La presse catholique face à Pierre Mendès-France (1953-1956)

RIEU Philippe, La presse catholique face à Pierre Mendès-France (1953-1956), Maîtrise [Lucette Le Van-Lemesle, Antoine Prost], Univ. Paris 1 CRHMSS, 1990, 230 p. + annexes

Pierre Mendès-France reste une référence dans la vie politique française. Moins connue est son influence sur un groupe d’intellectuels chrétiens (F. Mauriac, etc.) ou de militants catholiques (la CFTC notamment). Il était intéressant, alors de se demander quelle avait été l’attitude de la presse catholique face à celle figure marquante de la IVe République, ceci pendant la grande période mendésiste (1953-1956). A-t-elle soutenu les entreprises d’un homme qui n’avait pas, au départ, la carte de visite idéale pour la séduire (l’homme est radical, juif, ancien franc-maçon) ?

Pour répondre à celle question, pour avoir un panorama assez complet des différentes sensibilités d’une presse encore très puissante (3 500 supports !), le choix, difficile, s’est porté sur une lecture systématique de La Croix, du Pèlerin, d’Esprit, de Témoignage chrétien et de La Vie Intellectuelle. Deux autres hebdomadaires interviennent aussi dans celle recherche bien qu’étant situés en dehors de la sphère strictement catholique : L’Express pour le « Bloc-Notes » de François Mauriac, incontournable, et Rivarol au ton très intégriste sous la plume de Jean Madiran.
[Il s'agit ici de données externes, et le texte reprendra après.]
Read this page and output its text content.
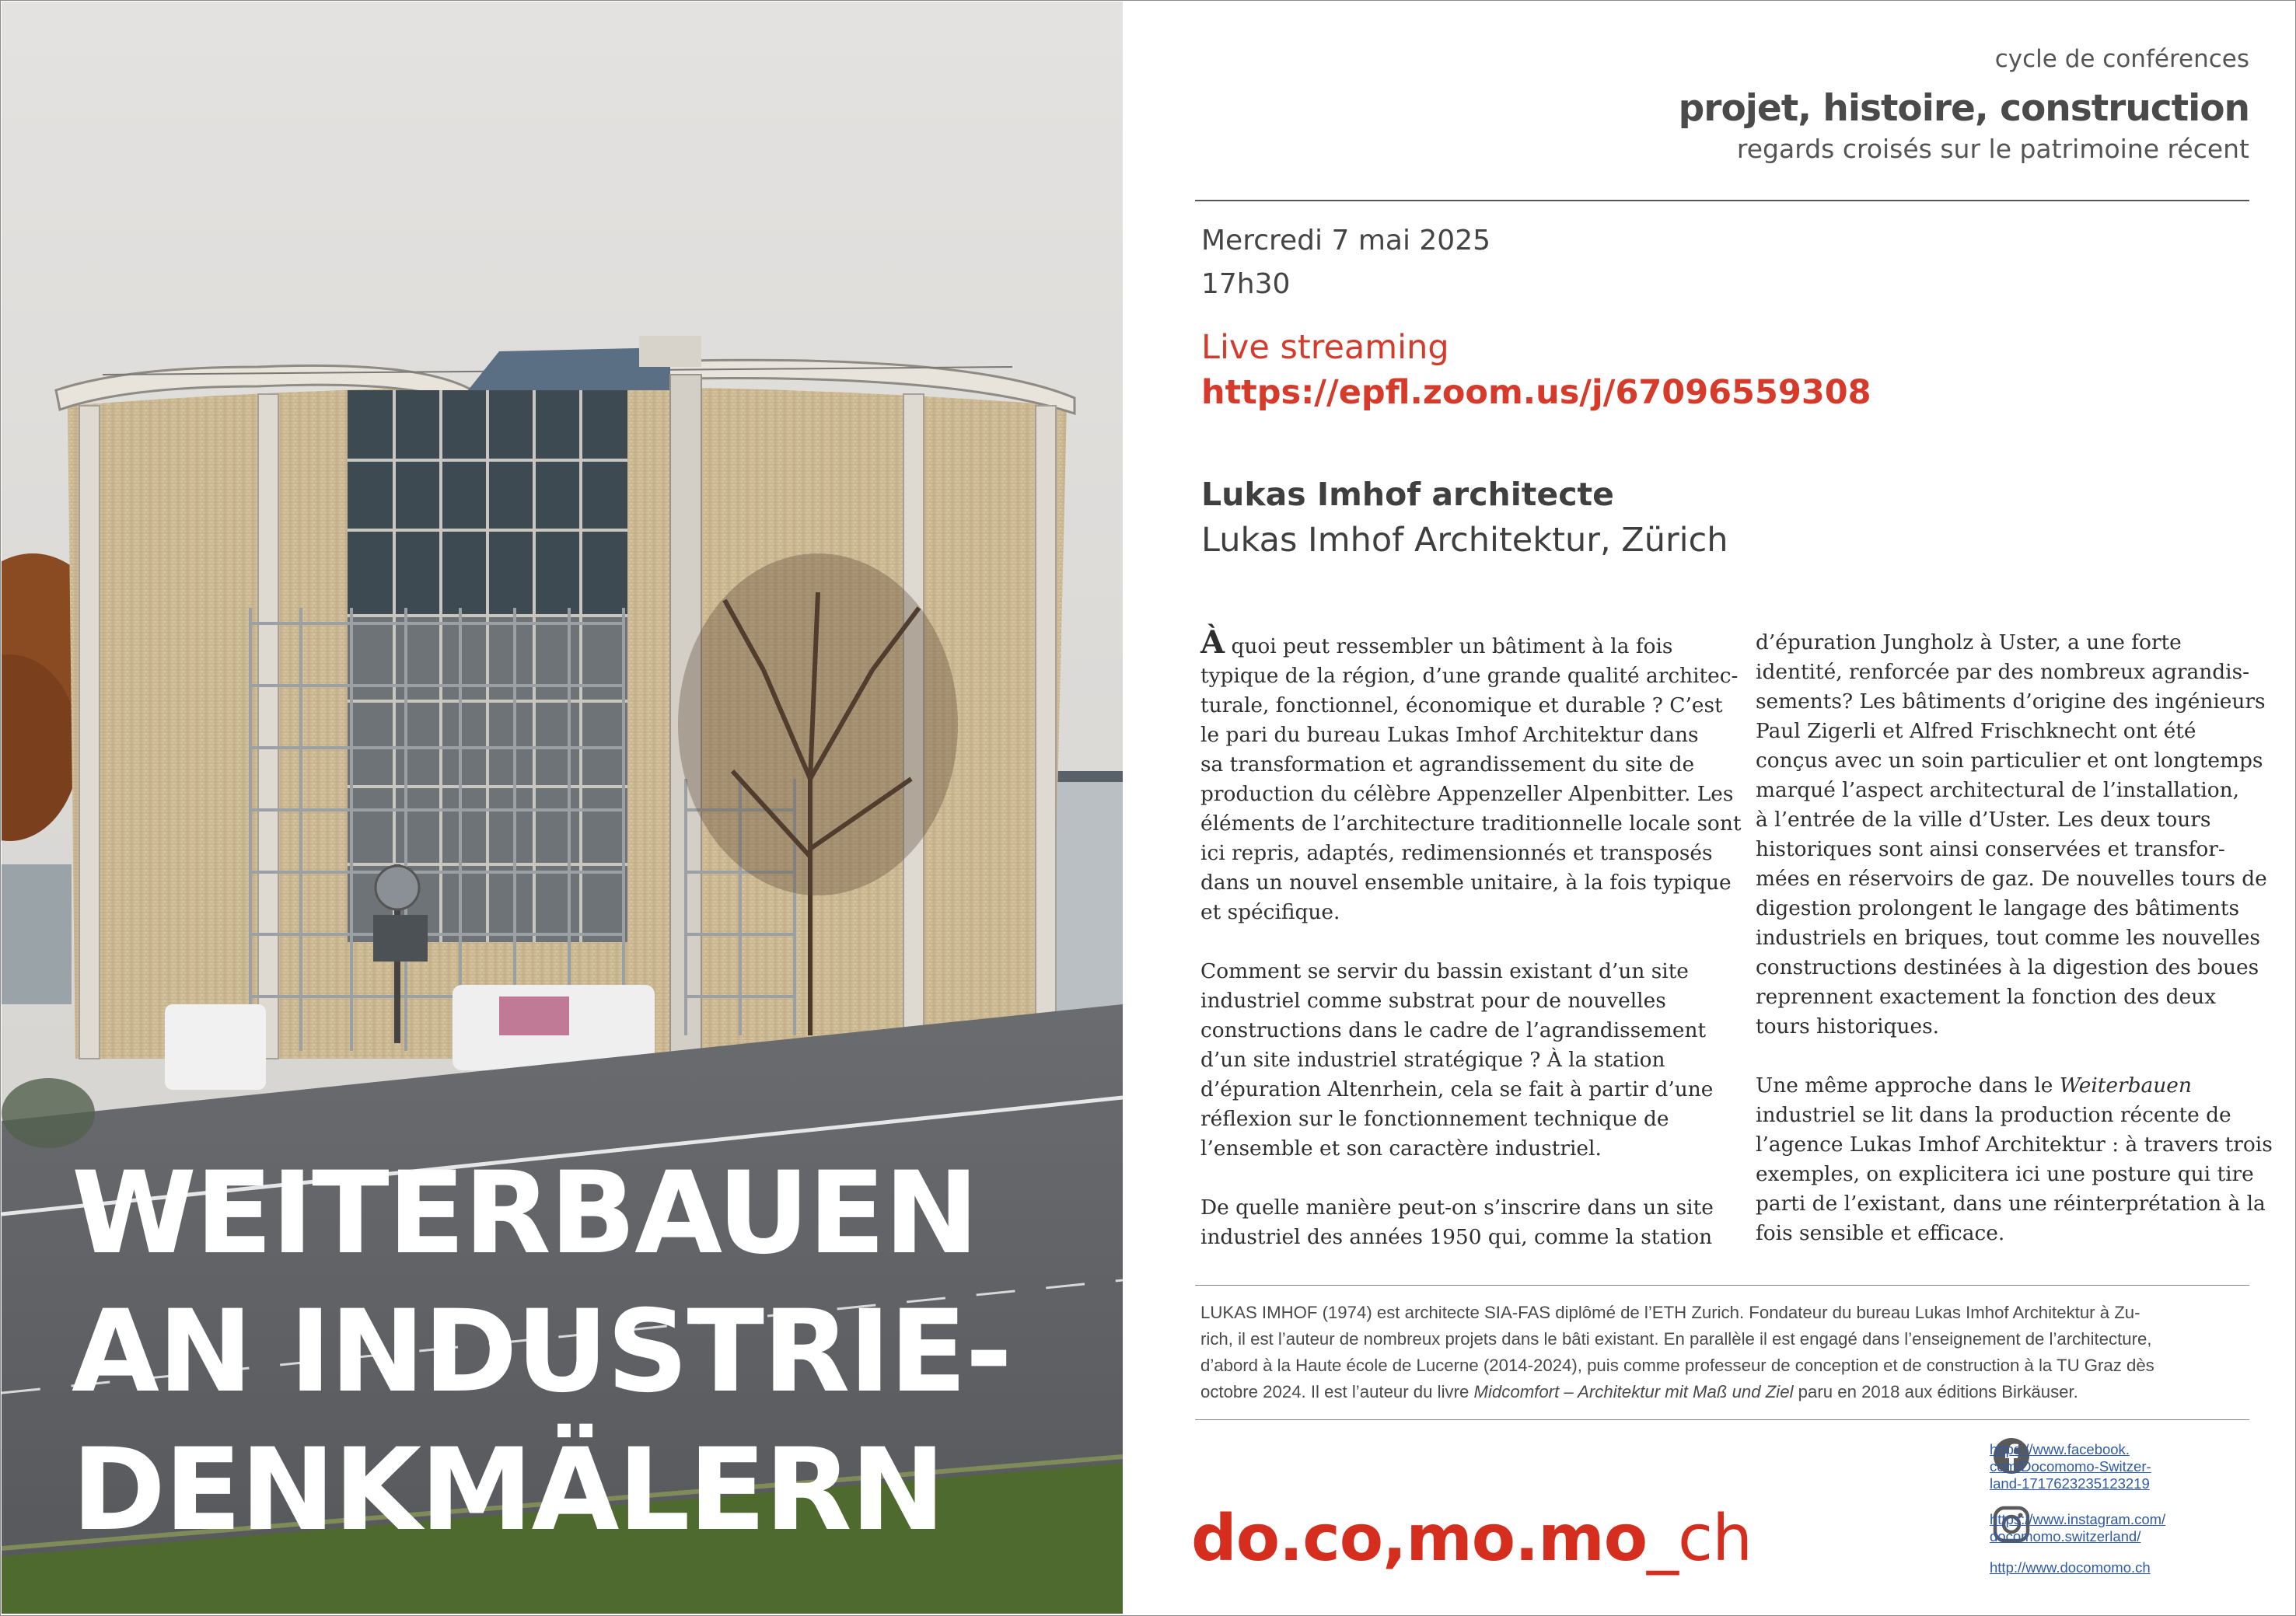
WEITERBAUEN
AN INDUSTRIE-
DENKMÄLERN
cycle de conférences
projet, histoire, construction
regards croisés sur le patrimoine récent
Mercredi 7 mai 2025
17h30
Live streaming
https://epfl.zoom.us/j/67096559308
Lukas Imhof architecte
Lukas Imhof Architektur, Zürich

À quoi peut ressembler un bâtiment à la fois
typique de la région, d’une grande qualité architec-
turale, fonctionnel, économique et durable ? C’est
le pari du bureau Lukas Imhof Architektur dans
sa transformation et agrandissement du site de
production du célèbre Appenzeller Alpenbitter. Les
éléments de l’architecture traditionnelle locale sont
ici repris, adaptés, redimensionnés et transposés
dans un nouvel ensemble unitaire, à la fois typique
et spécifique.

Comment se servir du bassin existant d’un site
industriel comme substrat pour de nouvelles
constructions dans le cadre de l’agrandissement
d’un site industriel stratégique ? À la station
d’épuration Altenrhein, cela se fait à partir d’une
réflexion sur le fonctionnement technique de
l’ensemble et son caractère industriel.

De quelle manière peut-on s’inscrire dans un site
industriel des années 1950 qui, comme la station

d’épuration Jungholz à Uster, a une forte
identité, renforcée par des nombreux agrandis-
sements? Les bâtiments d’origine des ingénieurs
Paul Zigerli et Alfred Frischknecht ont été
conçus avec un soin particulier et ont longtemps
marqué l’aspect architectural de l’installation,
à l’entrée de la ville d’Uster. Les deux tours
historiques sont ainsi conservées et transfor-
mées en réservoirs de gaz. De nouvelles tours de
digestion prolongent le langage des bâtiments
industriels en briques, tout comme les nouvelles
constructions destinées à la digestion des boues
reprennent exactement la fonction des deux
tours historiques.

Une même approche dans le Weiterbauen
industriel se lit dans la production récente de
l’agence Lukas Imhof Architektur : à travers trois
exemples, on explicitera ici une posture qui tire
parti de l’existant, dans une réinterprétation à la
fois sensible et efficace.

LUKAS IMHOF (1974) est architecte SIA-FAS diplômé de l’ETH Zurich. Fondateur du bureau Lukas Imhof Architektur à Zu-
rich, il est l’auteur de nombreux projets dans le bâti existant. En parallèle il est engagé dans l’enseignement de l’architecture,
d’abord à la Haute école de Lucerne (2014-2024), puis comme professeur de conception et de construction à la TU Graz dès
octobre 2024. Il est l’auteur du livre Midcomfort – Architektur mit Maß und Ziel paru en 2018 aux éditions Birkäuser.
do.co,mo.mo_ch
https://www.facebook.
com/Docomomo-Switzer-
land-1717623235123219
https://www.instagram.com/
docomomo.switzerland/
http://www.docomomo.ch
La confrontation entre un homme radical épris de modernité, qui ne laissait personne indifférent, et une France encore en partie rurale et catholique, permet de dresser le tableau d’un catholicisme en pleine mutation. Deux réactions dominent :

– Celle, plutôt positive, de la gauche chrétienne. Pierre Mendès-France, grâce à un style novateur, plus personnel et surtout très moral, accède au pouvoir au bon moment pour séduire des chrétiens épris de progrès social et questionnés par les problèmes coloniaux : il existe un vide politique consécutif à la droitisation du MRP ainsi qu’à la désaffection des grands parus traditionnels (SFIO, PC, Parti Radical, etc.). Des militants déçus par la démocratie chrétienne participent ainsi à la vague mendésiste, expriment le désir d’œuvrer pour davantage de laïcité et soutiennent la construction encore informelle d’une « nouvelle gauche ».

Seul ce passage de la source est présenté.